Third, we find some evidence for a differential impact of copayments: mental healthcare utilization decreased significantly more among women (38%) than among men (30%). We find no significant differences in utilization changes between SES quintiles. Possibly, this is due to the use of aggregated SES scores based on zip code to estimate individual SES scores. Still, our findings show lower decreases in healthcare utilization among groups that have been identified as underutilizing mental healthcare by existing research. Mental healthcare utilization decreased significantly less among men than among women and less—albeit not significantly—among the lowest SES quintile compared to other SES quintiles.
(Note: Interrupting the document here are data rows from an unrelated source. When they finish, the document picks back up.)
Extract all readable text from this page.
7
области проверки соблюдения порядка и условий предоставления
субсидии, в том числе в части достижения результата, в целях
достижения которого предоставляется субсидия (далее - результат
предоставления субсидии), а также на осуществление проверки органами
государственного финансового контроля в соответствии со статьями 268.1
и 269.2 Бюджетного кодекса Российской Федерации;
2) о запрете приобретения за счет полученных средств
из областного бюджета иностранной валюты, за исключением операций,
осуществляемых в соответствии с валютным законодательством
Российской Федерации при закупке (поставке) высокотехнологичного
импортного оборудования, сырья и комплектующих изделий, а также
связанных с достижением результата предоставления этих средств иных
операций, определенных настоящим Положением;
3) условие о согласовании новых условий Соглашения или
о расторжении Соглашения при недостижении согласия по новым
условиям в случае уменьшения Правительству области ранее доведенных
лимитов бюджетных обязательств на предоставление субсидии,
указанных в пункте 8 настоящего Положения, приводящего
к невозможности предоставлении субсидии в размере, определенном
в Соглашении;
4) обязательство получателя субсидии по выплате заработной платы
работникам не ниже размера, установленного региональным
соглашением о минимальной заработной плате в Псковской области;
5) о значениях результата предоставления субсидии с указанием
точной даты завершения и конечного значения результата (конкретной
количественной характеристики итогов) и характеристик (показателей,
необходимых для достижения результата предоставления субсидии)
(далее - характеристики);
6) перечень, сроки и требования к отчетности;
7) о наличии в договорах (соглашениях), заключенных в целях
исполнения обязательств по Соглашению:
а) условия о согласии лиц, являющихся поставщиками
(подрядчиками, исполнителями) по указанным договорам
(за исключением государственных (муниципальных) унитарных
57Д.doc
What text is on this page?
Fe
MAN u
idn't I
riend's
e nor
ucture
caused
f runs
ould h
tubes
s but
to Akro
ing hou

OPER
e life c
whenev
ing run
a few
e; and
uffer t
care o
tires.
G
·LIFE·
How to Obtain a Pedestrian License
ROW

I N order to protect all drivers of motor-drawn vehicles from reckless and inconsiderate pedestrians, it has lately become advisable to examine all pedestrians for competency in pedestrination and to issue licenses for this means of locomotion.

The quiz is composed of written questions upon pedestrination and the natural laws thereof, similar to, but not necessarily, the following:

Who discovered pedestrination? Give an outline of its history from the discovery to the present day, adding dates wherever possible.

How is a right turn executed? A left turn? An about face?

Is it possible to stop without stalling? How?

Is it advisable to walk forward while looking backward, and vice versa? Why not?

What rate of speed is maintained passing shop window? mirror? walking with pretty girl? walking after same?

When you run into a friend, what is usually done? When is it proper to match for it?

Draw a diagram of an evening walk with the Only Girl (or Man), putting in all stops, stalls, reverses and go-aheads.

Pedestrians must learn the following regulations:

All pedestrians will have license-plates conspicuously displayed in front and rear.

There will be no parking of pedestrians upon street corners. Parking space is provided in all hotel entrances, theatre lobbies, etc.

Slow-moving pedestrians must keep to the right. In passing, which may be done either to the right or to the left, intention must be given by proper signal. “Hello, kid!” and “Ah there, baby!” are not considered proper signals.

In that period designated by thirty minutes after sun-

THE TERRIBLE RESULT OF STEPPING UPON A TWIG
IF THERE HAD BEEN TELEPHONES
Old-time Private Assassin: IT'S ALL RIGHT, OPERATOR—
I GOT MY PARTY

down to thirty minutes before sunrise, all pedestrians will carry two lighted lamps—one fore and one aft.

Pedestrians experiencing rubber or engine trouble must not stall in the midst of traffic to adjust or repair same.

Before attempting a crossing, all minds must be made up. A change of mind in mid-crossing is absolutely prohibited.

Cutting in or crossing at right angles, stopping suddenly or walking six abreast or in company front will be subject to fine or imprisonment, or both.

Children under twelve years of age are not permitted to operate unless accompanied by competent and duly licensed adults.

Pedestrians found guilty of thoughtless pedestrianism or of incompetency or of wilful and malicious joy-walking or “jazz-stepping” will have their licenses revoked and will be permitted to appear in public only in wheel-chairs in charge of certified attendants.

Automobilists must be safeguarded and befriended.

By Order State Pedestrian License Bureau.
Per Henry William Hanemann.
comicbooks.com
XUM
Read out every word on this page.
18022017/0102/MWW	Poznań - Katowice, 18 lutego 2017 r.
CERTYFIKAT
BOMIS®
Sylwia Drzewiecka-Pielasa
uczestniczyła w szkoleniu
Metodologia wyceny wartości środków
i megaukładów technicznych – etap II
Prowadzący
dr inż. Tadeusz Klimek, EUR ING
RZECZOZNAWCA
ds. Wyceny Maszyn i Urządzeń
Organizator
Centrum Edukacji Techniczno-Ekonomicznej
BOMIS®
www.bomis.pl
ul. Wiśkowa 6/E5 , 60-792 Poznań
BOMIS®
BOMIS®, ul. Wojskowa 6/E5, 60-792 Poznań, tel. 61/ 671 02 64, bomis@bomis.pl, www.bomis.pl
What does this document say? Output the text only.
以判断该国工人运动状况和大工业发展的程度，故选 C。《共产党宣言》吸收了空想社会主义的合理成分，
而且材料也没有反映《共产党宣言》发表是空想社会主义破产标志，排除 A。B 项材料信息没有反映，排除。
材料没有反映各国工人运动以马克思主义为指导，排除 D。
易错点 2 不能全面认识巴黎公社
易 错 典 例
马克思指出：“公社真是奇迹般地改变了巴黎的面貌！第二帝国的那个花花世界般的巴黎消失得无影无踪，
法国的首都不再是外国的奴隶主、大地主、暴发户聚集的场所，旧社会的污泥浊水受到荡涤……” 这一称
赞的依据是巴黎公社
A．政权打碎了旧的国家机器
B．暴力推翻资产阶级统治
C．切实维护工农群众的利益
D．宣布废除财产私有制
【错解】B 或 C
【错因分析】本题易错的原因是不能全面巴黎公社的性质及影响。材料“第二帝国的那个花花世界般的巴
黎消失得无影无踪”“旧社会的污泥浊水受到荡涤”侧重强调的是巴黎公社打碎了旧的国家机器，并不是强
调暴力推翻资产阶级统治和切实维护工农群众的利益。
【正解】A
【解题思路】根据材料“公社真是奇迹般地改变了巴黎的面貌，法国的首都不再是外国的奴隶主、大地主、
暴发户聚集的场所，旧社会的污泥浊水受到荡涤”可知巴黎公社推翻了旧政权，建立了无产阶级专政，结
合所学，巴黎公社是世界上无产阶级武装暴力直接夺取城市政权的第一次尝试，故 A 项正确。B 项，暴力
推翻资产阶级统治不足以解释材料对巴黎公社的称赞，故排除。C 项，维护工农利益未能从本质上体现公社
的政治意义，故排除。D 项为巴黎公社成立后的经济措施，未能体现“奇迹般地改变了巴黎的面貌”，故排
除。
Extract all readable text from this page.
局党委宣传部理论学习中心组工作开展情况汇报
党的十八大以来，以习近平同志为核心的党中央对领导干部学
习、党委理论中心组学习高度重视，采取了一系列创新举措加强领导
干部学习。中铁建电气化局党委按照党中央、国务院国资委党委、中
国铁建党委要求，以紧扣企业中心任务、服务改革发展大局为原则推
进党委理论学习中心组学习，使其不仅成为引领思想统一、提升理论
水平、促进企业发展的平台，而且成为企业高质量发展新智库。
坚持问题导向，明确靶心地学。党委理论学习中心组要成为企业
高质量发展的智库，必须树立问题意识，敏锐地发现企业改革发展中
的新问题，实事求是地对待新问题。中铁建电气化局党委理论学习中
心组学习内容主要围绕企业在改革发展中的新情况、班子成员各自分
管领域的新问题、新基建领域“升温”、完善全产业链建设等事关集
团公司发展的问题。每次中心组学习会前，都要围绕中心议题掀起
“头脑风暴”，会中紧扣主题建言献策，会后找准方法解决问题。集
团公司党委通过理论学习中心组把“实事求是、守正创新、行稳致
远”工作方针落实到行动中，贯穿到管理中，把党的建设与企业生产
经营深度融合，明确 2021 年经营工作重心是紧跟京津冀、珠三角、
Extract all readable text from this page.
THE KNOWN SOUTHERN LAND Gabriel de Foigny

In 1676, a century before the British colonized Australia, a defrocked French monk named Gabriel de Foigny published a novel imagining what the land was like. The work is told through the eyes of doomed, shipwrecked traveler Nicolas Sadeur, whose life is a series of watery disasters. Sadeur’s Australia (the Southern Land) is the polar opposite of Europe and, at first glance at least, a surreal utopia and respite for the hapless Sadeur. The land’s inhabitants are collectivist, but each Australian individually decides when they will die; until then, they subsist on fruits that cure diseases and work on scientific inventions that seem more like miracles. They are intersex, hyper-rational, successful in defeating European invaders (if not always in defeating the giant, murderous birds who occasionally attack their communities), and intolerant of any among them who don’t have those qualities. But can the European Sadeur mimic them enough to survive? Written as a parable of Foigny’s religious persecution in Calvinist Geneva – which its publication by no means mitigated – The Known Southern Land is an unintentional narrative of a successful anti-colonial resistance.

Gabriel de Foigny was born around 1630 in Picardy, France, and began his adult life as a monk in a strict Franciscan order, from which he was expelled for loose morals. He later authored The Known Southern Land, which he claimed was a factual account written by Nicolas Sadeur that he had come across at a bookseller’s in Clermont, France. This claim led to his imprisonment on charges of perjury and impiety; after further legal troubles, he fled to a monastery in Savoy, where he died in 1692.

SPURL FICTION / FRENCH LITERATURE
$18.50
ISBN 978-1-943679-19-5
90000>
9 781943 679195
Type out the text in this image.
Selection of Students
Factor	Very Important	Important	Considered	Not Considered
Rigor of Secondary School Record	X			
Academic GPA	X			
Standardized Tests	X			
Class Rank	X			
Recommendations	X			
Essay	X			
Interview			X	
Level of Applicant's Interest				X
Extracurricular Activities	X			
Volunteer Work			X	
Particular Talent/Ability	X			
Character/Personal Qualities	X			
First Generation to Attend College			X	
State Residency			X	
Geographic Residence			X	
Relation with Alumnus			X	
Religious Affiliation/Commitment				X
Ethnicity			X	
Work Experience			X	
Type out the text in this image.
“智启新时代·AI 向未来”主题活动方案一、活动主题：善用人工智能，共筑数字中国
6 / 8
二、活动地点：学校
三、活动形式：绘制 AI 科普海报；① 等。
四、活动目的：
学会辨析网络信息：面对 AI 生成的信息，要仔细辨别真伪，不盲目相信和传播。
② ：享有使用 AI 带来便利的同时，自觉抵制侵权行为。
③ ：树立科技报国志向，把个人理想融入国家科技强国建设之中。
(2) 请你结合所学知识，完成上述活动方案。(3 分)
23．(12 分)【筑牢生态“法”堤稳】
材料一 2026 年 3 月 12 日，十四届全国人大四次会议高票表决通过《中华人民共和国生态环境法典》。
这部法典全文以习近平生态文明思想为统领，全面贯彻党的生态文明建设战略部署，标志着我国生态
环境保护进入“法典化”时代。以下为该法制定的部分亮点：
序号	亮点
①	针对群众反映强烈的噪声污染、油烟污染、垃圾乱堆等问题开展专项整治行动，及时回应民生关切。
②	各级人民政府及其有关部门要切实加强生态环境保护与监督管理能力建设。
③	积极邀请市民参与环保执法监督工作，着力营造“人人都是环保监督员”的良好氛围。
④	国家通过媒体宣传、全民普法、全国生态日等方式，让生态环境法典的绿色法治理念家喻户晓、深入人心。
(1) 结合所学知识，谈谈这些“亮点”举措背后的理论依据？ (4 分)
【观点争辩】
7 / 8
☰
It is important to be aware of the limitations of our study when interpreting the results. We used data from one single Dutch health insurer. Although utilization trends of its insured are in line with national trends, it is possible that this has influenced our results. Furthermore, a general assumption of studies relying on healthcare provider data is that providers register treatments accurately and in good faith. In addition, our analysis evaluates mental healthcare utilization trends by various partitions independently. As we have noted, some correlation exists between these variables and should be taken into account when interpreting our findings. Furthermore, we assumed that differences in mental healthcare utilizations between the different years analyzed are attributable to the introduction and repeal of copayments. Yet, the increases in the annual mandatory deductible may also have had a downward effect on the demand for mental healthcare by adults in 2012 and 2013. This implies that the impact of the new copayment scheme in 2012 has probably been overestimated. The higher deductible could also partially explain why mental healthcare utilization has not returned to its pre-2012 level after the repeal of copayments in 2013.

Our results have important implications for policy-makers both in the Netherlands and in other countries. We find that copayments for secondary mental health significant have a strong impact on mental healthcare utilization. The utilization effects, moreover, are unevenly distributed among the population, indicating that implementing copayments may change the distribution of mental health across a population. At the same time, the existence of anticipatory behavior shows that policy changes concerning health insurance coverage should be carefully implemented. Finally, this research has not focused specifically on evaluating costs and benefits of the implemented policy nor on its mental health effects or (potential) long-term effects, which hence remain fruitful areas for future research.